Sasha sighs, but places a comforting hand on his closest knee. “If you still admire her so much, why don’t you start acting like her?”
Taylor bristles. “What’s that mean?”
She shrugs. “From the time you were eleven, you were changing diapers and reheating meals and making sure nobody got grievously hurt in our household. Then you went on to become a personal assistant and, I don’t know, your whole life became about other people’s lives. You’re allowed to have a life and a love of your own. She certainly lets herself have those privileges.”
“I don’t know,” Taylor says, mentally wrestling with the logic and truth. Selfishness still doesn’t sit right with him. He knows he’s allowed it, but in what quantity?
“What is there not to know? You said in your voicemail to me that you didn’t feel guilty for sleeping with Ethan. Is that still true?” she asks.
Taylor concludes, “I do feel guilt, just not over what I did. But more about how it went down and how I hurt people with my actions, with my selfishness.”
“Selfishness?” she asks.
“Like Owen,” Taylor says. Owen’s name—rarely spoken and missing entirely from the sibling group chat—twirls between them like a baton of resentment.
“Like Owen? What does this have to do with—” Sasha’s eyes widen. “How could you possibly think what you did compares to Owen practically disowning our family?”
“I always thought him abandoning us was the ultimate act of selfishness. I vowed to always put those I loved and cared about before myself because I never wanted anyone to hurt the way I did when Owen left me in a scramble,” he says.
Sasha sighs. “I’m studying to be a PT, right? I don’t know much about the brain and the emotional centers that live there, but I do know about injuries and injuries hurt, obviously. Hurt happens to all of us. It’s unavoidable. Sometimes we cause it and sometimes we receive it, but there’s no way to seal ourselves off from it unless we stop living. I promise, hurt heals with time and the right exercises.”
“That sounds too neat to be true,” he says.
She clicks her tongue at him. “It’s my client’s job to accept responsibility for their care, to show up to sessions and to want to get better.

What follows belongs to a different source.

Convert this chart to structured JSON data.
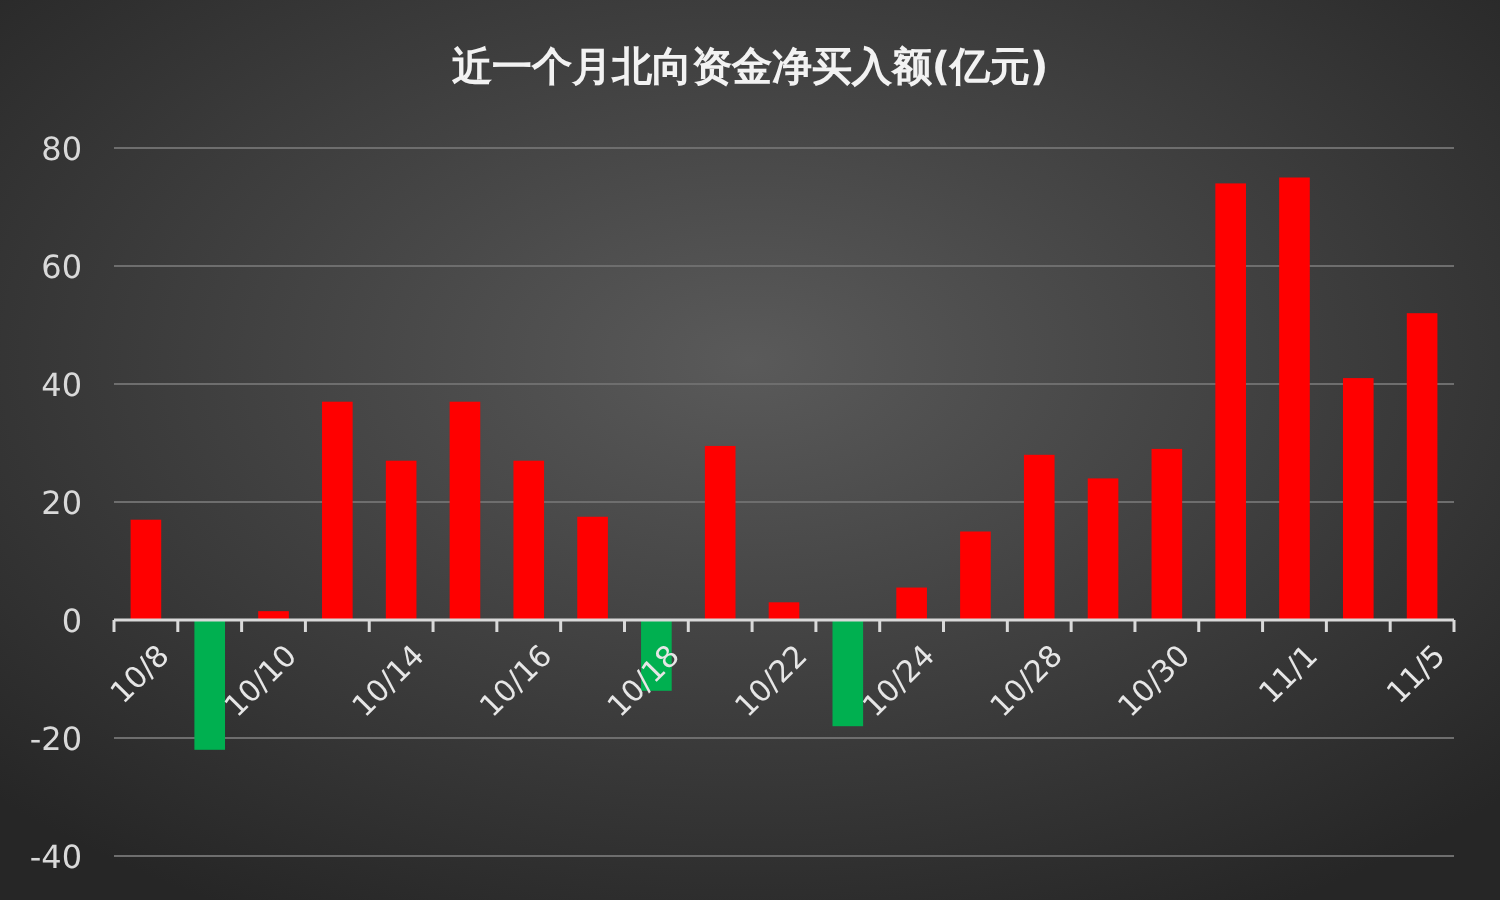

It doesn’t matter whose fault the accident was or where the pain started. I know Owen never apologized for leaving you to be the de facto parental figure in our family, and that sucks. But you’re not Owen. You know the value of an apology. And once you apologize fully for not being open about what was going on, it’s on Amy to do the work to figure out why she reacted the way she did and how she’s going to tend to herself in the future,” Sasha says, staring out at the ocean. “I’m not saying she’s required to forgive you. Just like you’re not required to forgive Owen. If Amy chooses to hold on to the hurt, that’s her prerogative. That’s her pain to carry, and you shouldn’t inflict more pain on yourself because of it.”
“I wish it were as simple as some exercises, though, to erase it all.” He sets his food aside, stomach no longer engaged or interested.
“Exercises don’t fully heal an injury. They retrain and strengthen the hurt muscles. Your heart hurts now. But that doesn’t mean it will forever. I listened to your voicemail again this morning and, I don’t know, it sounded like you really like Ethan. Is it possible you broke something that didn’t need breaking?” she asks.
Taylor digs his fingers into the sand and pulls up a shell, chipped at the edges. Still beautiful. Ethan’s voice is clear in his mind: “Peace isn’t a mural. It’s a mosaic . ” If he didn’t take on Amy’s pain and he forged ahead for a new job, could he and Ethan pick up the shards of what they had a week ago and glue them into something equally beautiful?
“Maybe,” he says contemplatively. “Maybe.”
She places a gentle hand on his knee. “Do the exercises. Take the steps. Want to be healthy, Taylor. Want something for yourself for once. You deserve it.”